I got to Tahachee about noon. I walked into George Gabriel's office. I wasn't looking very presentable, and he looked at me and demanded to know what I wanted.
I told him who I was, and I said I wanted to see Jennie.
He just looked at me steadily. He was dressed like a great white hunter, all khaki with pockets everywhere. He had a big beard and
a sunburned face, but his eyes were that Nazi pale-blue color. He was a phony through and through.
Then he stood up and shook my hand. He said, “Sit down, sit down. Let's rap.”
Can you believe it?
Let's rap
. He thought he was so cool, so with-it, he wanted to rap. Not talk. Rap. What an asshole.
Then he went through this thing of crossing his legs and sighing and saying that he didn't know how to say this to me, but it wouldn't be in Jennie's interests for her to see me, and so forth. Looking all thoughtful and fatherly and paternal, and pretending to take me seriously when all he wanted was for me to get the hell out. Talking to me like I was some kind of idiot.
So I said, “Why not?”
So he started this longwinded explanation. They wanted to release Jennie on this island with other chimpanzees, but in order to do that they had to accustom her to being with her own kind. And that was a hard process for her. On and on. Jennie was very upset, she was having trouble adjusting. But she was making progress. My visiting her would undo all the progress they'd made. It would upset Jennie terribly. It was a very bad idea. It would set her back.

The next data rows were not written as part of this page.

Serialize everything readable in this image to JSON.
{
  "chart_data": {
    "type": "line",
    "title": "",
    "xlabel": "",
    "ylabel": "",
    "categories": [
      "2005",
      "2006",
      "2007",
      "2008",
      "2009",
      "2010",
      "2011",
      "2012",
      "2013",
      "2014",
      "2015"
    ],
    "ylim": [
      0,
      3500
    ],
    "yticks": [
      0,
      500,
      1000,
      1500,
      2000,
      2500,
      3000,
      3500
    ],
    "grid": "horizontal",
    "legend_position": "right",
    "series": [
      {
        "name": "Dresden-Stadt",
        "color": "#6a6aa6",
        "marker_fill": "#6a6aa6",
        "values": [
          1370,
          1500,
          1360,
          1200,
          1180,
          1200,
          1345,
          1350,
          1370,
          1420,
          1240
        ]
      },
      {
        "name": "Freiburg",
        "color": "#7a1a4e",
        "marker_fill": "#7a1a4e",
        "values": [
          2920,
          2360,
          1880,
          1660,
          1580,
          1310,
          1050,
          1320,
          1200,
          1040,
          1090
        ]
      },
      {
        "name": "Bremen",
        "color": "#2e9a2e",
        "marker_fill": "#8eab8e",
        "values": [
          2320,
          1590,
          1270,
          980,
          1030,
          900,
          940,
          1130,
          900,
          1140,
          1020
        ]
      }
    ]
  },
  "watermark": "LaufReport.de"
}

I listened patiently. I thought, Let the asshole talk himself out. I mean, nothing was going to keep me out of that cage.
So I asked him, very nicely, why she was in a cage in the first place.
He had another long bullshit explanation for that. She was too powerful to control on a lead. She was extremely hostile to other chimpanzees and had attacked one. Why, Jennie had even attacked him. When he said that I couldn't keep myself from grinning. Too bad Jennie didn't kill the bastard. The only way, he said, to safely allow her to be in proximity with other chimps was by keeping her in a cage. On and on. It was only temporary and then she would have a long and happy life on the island.